Focus on farmworkers

Today, it’s workers on poultry and dairy farms who are most at risk. Jennifer Nuzzo, a professor of epidemiology at Brown University and director of the school’s Pandemic Center, says that the top priority for now should be to find sick farmworkers and treat them quickly.

Health authorities say that farmworkers with high-risk exposures should be given the antiviral Tamiflu. Nuzzo also thinks farmworkers should be offered H5N1 vaccines, which do exist in a government stockpile.

Cardona says poultry workers in particular need better guidance on protective gear. The current advice isn’t practical, she says, because of the heat in the barns where they work. “I think we have to come to the table with some real conversations about what to do better,” she says.

Track the virus more closely

“We need to beef up our surveillance,” says Dr. Ezekiel Emanuel, an oncologist and prominent health policy expert who served in the Obama administration, and who advised the Biden administration on Covid-19 during the pandemic.

Monitoring of the virus’s spread has been spotty. Multiple experts consulted by Barron’s called for expanded testing of milk before it is pasteurized, an effort the U.S. Department of Agriculture said in late October it had planned to launch.

“More testing of bulk milk… is critical to understand how the virus moves,” wrote Dr. Jürgen Richt, director of the Center of Excellence for Emerging and Zoonotic Animal Diseases and a professor at the Kansas State University College of Veterinary Medicine.

Move faster on a mRNA vaccine

Emanuel says we need to speed up development of an mRNA vaccine for avian influenza. “We’re still relying on, shockingly, shockingly, eggs,” he said, referring to how most flu vaccines are currently made. In an influenza pandemic situation, he said, “eggs just aren’t going to cut it.”

Moderna has a contract with the U.S. government to develop an mRNA-based bird flu vaccine, and has completed a phase 2 test, but has not yet progressed to phase 3.

Vaccinate cows now

There are at least two bird flu vaccines for cows currently being tested. Cardona says they should be used soon. “I think that’s the only way you’re going to control it,” she says.

Ask more from the states

Public health in the U.S. is generally under the purview of each state, and the CDC can only respond when it’s invited by state authorities. “This is a case where I think federalism doesn’t really work to our advantage,” Emanuel says.

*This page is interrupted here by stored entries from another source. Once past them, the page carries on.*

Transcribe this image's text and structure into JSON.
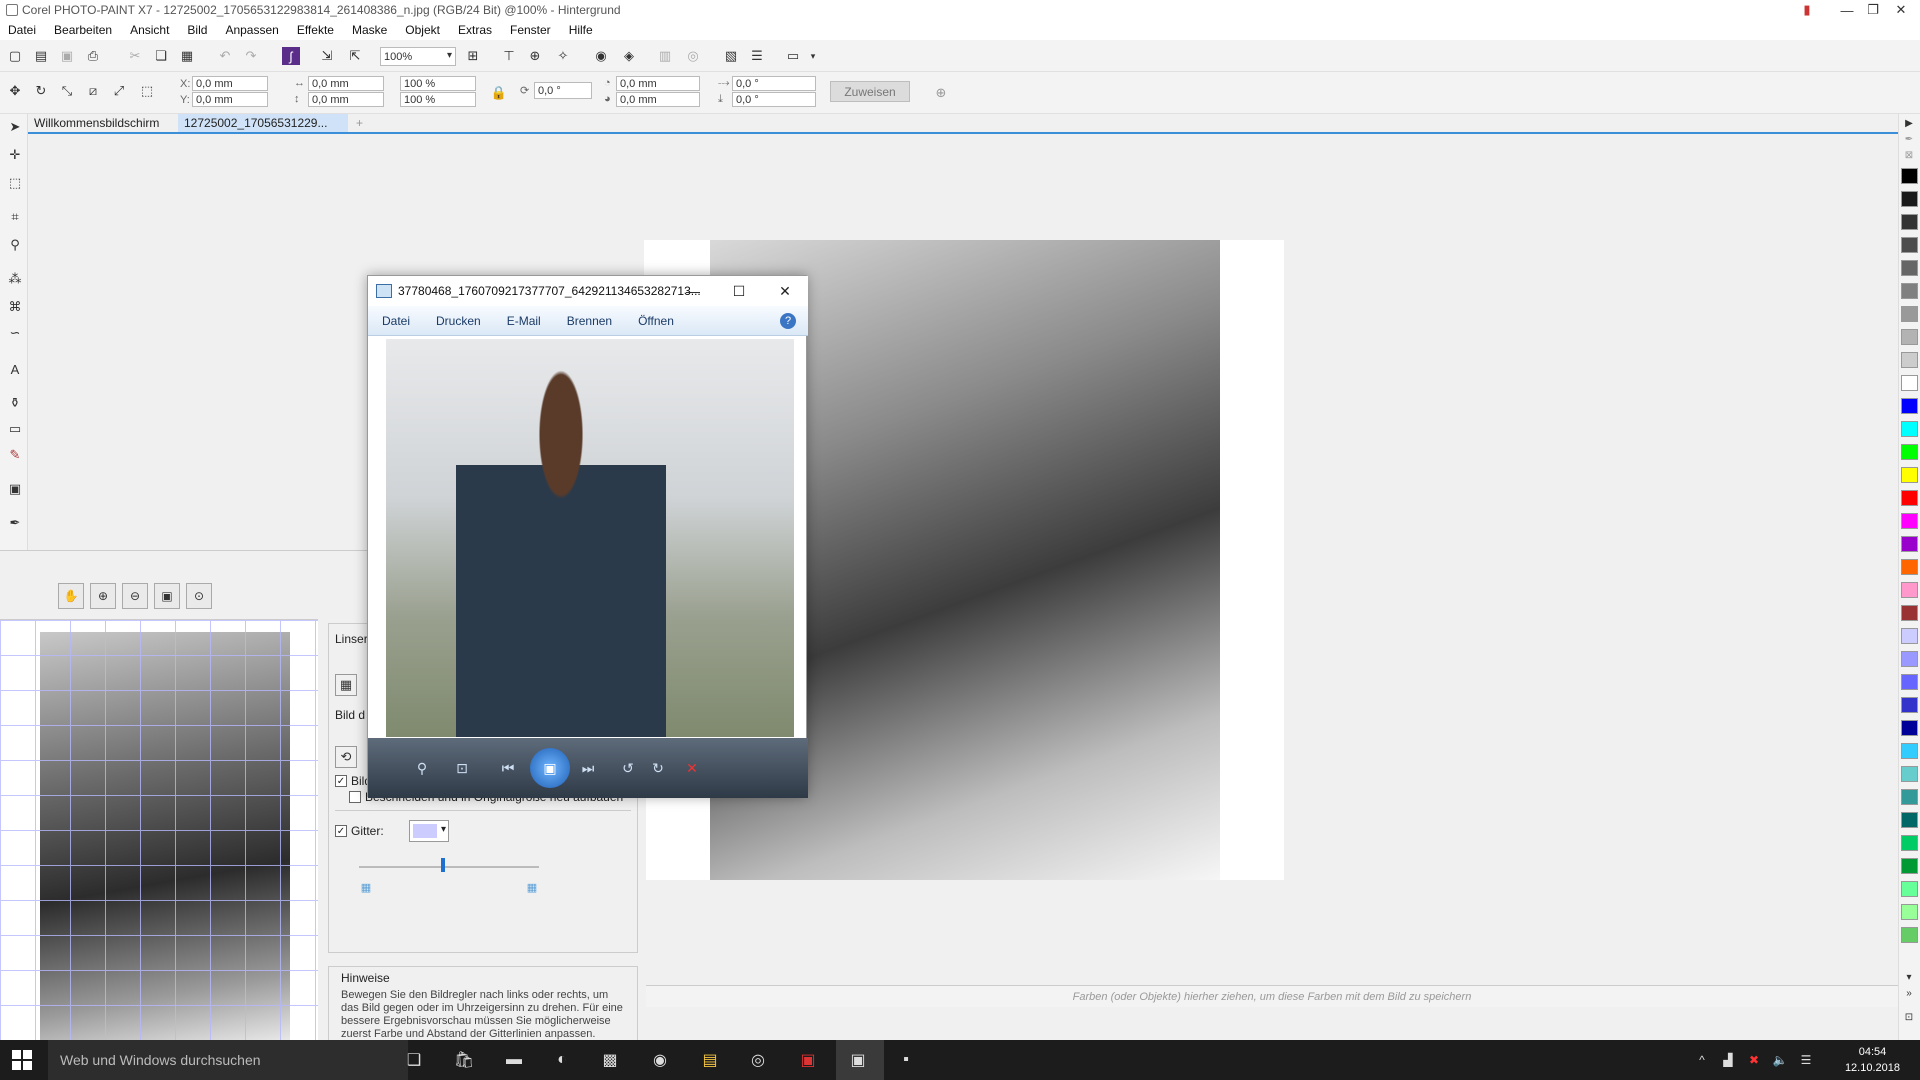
{
  "window": {
    "title": "Corel PHOTO-PAINT X7 - 12725002_1705653122983814_261408386_n.jpg (RGB/24 Bit) @100% - Hintergrund"
  },
  "menu": [
    "Datei",
    "Bearbeiten",
    "Ansicht",
    "Bild",
    "Anpassen",
    "Effekte",
    "Maske",
    "Objekt",
    "Extras",
    "Fenster",
    "Hilfe"
  ],
  "toolbar": {
    "zoom": "100%",
    "x": "0,0 mm",
    "y": "0,0 mm",
    "w": "0,0 mm",
    "h": "0,0 mm",
    "sx": "100 %",
    "sy": "100 %",
    "rot": "0,0 °",
    "cx": "0,0 mm",
    "cy": "0,0 mm",
    "skx": "0,0 °",
    "sky": "0,0 °",
    "assign_label": "Zuweisen",
    "x_label": "X:",
    "y_label": "Y:"
  },
  "tabs": {
    "welcome": "Willkommensbildschirm",
    "doc": "12725002_17056531229..."
  },
  "docker": {
    "section1": "Linser",
    "section2": "Bild d",
    "crop": "Bild beschneiden",
    "crop_rebuild": "Beschneiden und in Originalgröße neu aufbauen",
    "grid_label": "Gitter:",
    "hint_title": "Hinweise",
    "hint_body": "Bewegen Sie den Bildregler nach links oder rechts, um das Bild gegen oder im Uhrzeigersinn zu drehen. Für eine bessere Ergebnisvorschau müssen Sie möglicherweise zuerst Farbe und Abstand der Gitterlinien anpassen."
  },
  "palette_colors": [
    "#000000",
    "#1a1a1a",
    "#333333",
    "#4d4d4d",
    "#666666",
    "#808080",
    "#999999",
    "#b3b3b3",
    "#cccccc",
    "#ffffff",
    "#0000ff",
    "#00ffff",
    "#00ff00",
    "#ffff00",
    "#ff0000",
    "#ff00ff",
    "#9900cc",
    "#ff6600",
    "#ff99cc",
    "#993333",
    "#ccccff",
    "#9999ff",
    "#6666ff",
    "#3333cc",
    "#000099",
    "#33ccff",
    "#66cccc",
    "#339999",
    "#006666",
    "#00cc66",
    "#009933",
    "#66ff99",
    "#99ff99",
    "#66cc66"
  ],
  "doc_palette_hint": "Farben (oder Objekte) hierher ziehen, um diese Farben mit dem Bild zu speichern",
  "viewer": {
    "title": "37780468_1760709217377707_642921134653282713...",
    "menu": [
      "Datei",
      "Drucken",
      "E-Mail",
      "Brennen",
      "Öffnen"
    ]
  },
  "taskbar": {
    "search": "Web und Windows durchsuchen",
    "time": "04:54",
    "date": "12.10.2018"
  },
  "colors": {
    "accent": "#3b8fd9",
    "taskbar": "#1c1c1c"
  }
}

He thinks that the CDC needs to demand more data, and more viral surveillance, in return for the funding it provides to state health agencies. “I think we need to rebalance that relationship,” he says.

Figure out if we’re prepared for a pandemic

Emanuel also says the federal government should prepare a new influenza pandemic preparedness plan.

“We need an assessment of our preparedness, in terms of both physical infrastructure, but also the human resources, the clinicians,” he says. “They’re tired, they’re burned out there. It’s a real problem, and we need to figure out what we need to do.”

If the worst happens, be ready to respond

If the virus does start to spread among humans, Trump appointees who were critical of mask mandates and lockdowns during the Covid-19 pandemic may need to impose some of the same restrictions.

“They’ve been on the record opposing those public health interventions,” says Moore. “Are they going to change their position? How many people would have to die before they changed their position?”